Wounds that were evaluated during a monitoring period before dosing appeared to be open for up to eight months. Compared to the baseline measurement collected before the single intradermal injection session of FCX-007, at four weeks post-administration 100 percent (5/5) of wounds were more than 75 percent healed. At 12 weeks post-administration, 80 percent (4/5) of wounds were more than 70 percent healed.
Various pharmacology signals for vector DNA, COL7 mRNA, or COL7 protein expression were detected throughout the data set in each patient for one or more assays up to 12 weeks post-administration (qPCR, electron microscopy or immunofluorescence). Anchoring fibrils have not been detected to date, whereas expressed COL7 mRNA and COL7 protein have been confirmed in multiple patient samples including one that detected linear expression of COL7 at the basement membrane zone.
With data from the first three patients meeting the primary trial objective of safety, Fibrocell plans to increase expression and dosing of FCX-007. Fibrocell’s gene therapy portfolio is being developed in collaboration with Intrexon Corp., a leader in synthetic biology. According to Maslowski, “Autologous fibroblasts were approved as cell therapy for aesthetics in 2011. We were approached by Intrexon to use the cells to reapply for FDA approval to use the genes for rare genetic disorders.”
Fibroblasts are the basis of Fibrocell’s personalized cell and gene therapy platform because they are the most common cell in skin and connective tissue and are responsible for synthesizing extracellular matrix proteins, including collagen, that provide structure and support.

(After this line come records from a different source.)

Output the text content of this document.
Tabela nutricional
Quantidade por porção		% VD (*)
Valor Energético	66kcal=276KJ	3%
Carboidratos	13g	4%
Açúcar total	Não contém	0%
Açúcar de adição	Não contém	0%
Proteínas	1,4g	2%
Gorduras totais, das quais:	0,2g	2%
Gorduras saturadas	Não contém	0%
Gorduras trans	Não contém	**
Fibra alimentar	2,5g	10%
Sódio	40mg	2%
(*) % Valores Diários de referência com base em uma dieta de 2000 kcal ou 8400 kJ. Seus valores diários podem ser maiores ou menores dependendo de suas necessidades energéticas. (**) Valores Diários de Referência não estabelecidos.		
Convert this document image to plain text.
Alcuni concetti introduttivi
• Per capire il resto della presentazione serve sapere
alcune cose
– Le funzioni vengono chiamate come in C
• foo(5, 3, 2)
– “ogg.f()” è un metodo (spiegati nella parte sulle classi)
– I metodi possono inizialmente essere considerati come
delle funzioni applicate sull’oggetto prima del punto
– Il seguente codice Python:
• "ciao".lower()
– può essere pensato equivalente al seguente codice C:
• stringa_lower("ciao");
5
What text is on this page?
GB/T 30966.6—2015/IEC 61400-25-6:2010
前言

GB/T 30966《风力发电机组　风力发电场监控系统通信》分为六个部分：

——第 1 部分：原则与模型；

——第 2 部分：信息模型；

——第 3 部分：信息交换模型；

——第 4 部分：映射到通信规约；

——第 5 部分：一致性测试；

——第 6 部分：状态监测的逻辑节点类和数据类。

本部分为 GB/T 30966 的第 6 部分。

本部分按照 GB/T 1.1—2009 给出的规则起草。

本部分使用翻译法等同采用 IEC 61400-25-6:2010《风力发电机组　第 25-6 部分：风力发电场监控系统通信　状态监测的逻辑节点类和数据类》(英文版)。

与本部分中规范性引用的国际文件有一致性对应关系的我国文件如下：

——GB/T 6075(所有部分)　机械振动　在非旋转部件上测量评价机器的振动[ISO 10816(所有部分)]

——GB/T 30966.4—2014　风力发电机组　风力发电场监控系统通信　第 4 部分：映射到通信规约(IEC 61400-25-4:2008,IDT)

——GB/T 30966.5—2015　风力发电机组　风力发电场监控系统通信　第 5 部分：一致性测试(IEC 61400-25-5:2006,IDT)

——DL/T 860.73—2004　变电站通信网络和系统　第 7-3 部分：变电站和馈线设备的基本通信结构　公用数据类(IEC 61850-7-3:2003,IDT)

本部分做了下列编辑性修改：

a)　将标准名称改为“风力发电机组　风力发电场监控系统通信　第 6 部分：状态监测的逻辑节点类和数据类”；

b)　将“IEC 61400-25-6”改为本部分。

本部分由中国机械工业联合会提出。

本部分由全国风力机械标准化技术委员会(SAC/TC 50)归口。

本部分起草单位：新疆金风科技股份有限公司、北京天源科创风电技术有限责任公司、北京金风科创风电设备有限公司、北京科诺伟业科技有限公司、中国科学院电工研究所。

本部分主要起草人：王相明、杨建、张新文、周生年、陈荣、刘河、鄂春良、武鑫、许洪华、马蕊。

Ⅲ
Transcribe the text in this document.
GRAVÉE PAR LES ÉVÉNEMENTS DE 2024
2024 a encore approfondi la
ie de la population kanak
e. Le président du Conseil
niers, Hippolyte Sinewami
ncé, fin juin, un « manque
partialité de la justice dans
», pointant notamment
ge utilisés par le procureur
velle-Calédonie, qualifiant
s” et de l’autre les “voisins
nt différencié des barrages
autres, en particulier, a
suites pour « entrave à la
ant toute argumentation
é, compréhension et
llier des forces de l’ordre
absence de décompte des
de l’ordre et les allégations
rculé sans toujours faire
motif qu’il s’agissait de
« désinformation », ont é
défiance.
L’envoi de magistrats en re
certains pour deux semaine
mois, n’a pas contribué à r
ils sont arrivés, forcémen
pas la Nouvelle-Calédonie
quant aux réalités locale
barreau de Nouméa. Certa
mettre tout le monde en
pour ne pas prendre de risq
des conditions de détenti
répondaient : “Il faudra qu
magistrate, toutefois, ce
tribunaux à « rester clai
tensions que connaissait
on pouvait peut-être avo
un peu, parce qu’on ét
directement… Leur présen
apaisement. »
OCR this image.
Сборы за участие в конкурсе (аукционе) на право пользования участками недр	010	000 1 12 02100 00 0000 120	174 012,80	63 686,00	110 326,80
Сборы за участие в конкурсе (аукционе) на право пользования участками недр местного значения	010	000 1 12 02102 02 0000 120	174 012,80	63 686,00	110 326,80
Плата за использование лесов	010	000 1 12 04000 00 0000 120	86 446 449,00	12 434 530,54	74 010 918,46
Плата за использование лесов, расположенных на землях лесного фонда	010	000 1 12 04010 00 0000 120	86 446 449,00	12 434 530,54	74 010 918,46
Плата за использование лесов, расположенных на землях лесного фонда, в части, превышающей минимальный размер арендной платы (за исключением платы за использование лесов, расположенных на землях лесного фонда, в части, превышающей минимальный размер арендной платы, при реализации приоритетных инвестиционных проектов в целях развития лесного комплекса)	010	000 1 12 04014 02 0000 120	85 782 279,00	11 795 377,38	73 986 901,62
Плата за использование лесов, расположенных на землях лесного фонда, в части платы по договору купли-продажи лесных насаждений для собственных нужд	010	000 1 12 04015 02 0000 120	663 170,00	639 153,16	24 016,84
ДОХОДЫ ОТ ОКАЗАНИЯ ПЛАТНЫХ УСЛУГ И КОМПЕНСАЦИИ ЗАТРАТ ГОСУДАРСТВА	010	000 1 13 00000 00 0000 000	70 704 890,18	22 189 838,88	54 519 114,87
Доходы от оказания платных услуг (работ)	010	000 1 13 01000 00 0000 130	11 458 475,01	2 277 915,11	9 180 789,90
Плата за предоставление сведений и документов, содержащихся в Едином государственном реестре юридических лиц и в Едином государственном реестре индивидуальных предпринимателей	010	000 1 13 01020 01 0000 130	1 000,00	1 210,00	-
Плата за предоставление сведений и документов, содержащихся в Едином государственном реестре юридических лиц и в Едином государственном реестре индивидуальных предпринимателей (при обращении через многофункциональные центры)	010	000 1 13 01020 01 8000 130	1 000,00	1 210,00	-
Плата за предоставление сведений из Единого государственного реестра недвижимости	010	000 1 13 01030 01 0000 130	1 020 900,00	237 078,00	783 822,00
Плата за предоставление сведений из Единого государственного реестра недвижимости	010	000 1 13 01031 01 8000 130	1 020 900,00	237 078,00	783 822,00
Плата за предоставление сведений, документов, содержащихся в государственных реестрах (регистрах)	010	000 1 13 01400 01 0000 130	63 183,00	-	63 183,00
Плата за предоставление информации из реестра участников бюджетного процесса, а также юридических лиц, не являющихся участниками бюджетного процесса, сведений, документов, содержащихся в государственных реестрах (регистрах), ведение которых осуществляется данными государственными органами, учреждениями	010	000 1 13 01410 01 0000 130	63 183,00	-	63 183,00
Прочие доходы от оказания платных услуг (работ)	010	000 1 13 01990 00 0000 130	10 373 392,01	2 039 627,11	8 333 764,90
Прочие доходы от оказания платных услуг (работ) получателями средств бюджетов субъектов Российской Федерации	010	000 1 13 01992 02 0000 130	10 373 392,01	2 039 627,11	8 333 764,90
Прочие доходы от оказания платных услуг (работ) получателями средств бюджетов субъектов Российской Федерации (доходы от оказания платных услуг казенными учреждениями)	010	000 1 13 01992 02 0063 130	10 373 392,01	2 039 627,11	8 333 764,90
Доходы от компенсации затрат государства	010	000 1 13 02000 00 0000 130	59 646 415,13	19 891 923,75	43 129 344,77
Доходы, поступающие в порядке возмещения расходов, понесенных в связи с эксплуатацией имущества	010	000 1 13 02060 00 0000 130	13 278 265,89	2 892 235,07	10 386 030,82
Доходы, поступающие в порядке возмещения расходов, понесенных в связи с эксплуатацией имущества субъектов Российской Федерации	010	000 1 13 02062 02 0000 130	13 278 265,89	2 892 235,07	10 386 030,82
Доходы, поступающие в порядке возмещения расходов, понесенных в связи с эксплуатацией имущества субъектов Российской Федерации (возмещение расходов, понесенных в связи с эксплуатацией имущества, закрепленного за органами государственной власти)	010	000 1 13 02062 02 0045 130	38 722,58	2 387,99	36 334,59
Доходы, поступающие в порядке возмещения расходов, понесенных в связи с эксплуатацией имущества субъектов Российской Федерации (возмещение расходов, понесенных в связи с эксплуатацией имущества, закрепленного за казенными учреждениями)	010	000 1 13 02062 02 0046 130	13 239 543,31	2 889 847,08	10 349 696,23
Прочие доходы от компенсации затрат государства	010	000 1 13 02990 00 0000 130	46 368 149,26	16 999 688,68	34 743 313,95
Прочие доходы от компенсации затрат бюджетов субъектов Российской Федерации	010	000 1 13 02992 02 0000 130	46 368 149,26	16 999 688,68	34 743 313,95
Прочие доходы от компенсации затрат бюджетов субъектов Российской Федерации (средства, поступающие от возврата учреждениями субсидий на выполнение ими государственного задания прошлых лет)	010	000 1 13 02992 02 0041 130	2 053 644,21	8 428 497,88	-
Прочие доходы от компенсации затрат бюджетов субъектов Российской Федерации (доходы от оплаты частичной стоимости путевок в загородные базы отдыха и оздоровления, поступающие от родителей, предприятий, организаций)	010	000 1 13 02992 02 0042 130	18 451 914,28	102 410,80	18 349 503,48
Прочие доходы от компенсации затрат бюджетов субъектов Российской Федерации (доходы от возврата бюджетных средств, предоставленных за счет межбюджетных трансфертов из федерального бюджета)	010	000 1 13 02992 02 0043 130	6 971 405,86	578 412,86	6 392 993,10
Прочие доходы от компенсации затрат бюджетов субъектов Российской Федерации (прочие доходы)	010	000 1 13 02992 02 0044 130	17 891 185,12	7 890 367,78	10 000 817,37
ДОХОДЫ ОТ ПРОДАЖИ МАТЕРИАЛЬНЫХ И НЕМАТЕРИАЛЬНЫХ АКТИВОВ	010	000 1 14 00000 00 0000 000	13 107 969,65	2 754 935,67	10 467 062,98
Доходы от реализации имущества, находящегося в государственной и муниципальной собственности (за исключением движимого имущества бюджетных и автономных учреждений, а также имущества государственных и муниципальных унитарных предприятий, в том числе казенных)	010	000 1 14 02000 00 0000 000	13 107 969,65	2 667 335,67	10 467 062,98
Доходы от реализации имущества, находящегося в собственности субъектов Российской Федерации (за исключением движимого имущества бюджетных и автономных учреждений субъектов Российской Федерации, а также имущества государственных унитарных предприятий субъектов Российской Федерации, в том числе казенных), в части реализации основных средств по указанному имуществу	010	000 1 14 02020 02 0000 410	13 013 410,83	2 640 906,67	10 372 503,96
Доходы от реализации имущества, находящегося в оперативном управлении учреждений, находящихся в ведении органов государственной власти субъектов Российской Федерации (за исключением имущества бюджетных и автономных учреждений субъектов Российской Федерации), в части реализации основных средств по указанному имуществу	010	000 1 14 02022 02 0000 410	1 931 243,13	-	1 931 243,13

Fibrocell’s autologous fibroblast technology uses a patented manufacturing process, which involves collecting small skin biopsies from patients, isolating cells and expanding them in culture, then transducing the fibroblast cells with an integrative lentiviral vector to express a targeted protein, followed by continued expansion of the gene-modified cells in culture. In this manner, each patient is treated with cells that were cultivated from his or her own dermal tissue.
Another product, FCX-013—which has Orphan Drug and Rare Pediatric Disease designations—is being developed for moderate to severe localized scleroderma, a disease that affects mobility and development of children and can cause neurological and ocular disorders. An IND filing is expected in the fourth quarter of 2017, and a GLP biodistribution/toxicology study is ongoing.
Fibrocell is also looking at treating arthritis and related conditions. The company anticipates delivering therapeutic protein locally to the joint, providing sustained efficacy while avoiding key side effects typically associated with systemic therapy.
“Gene therapy is now a reality,” Maslowski concluded. “We’ve developed a platform technology for skin and tissue diseases. We can show benefit and show follow-up.”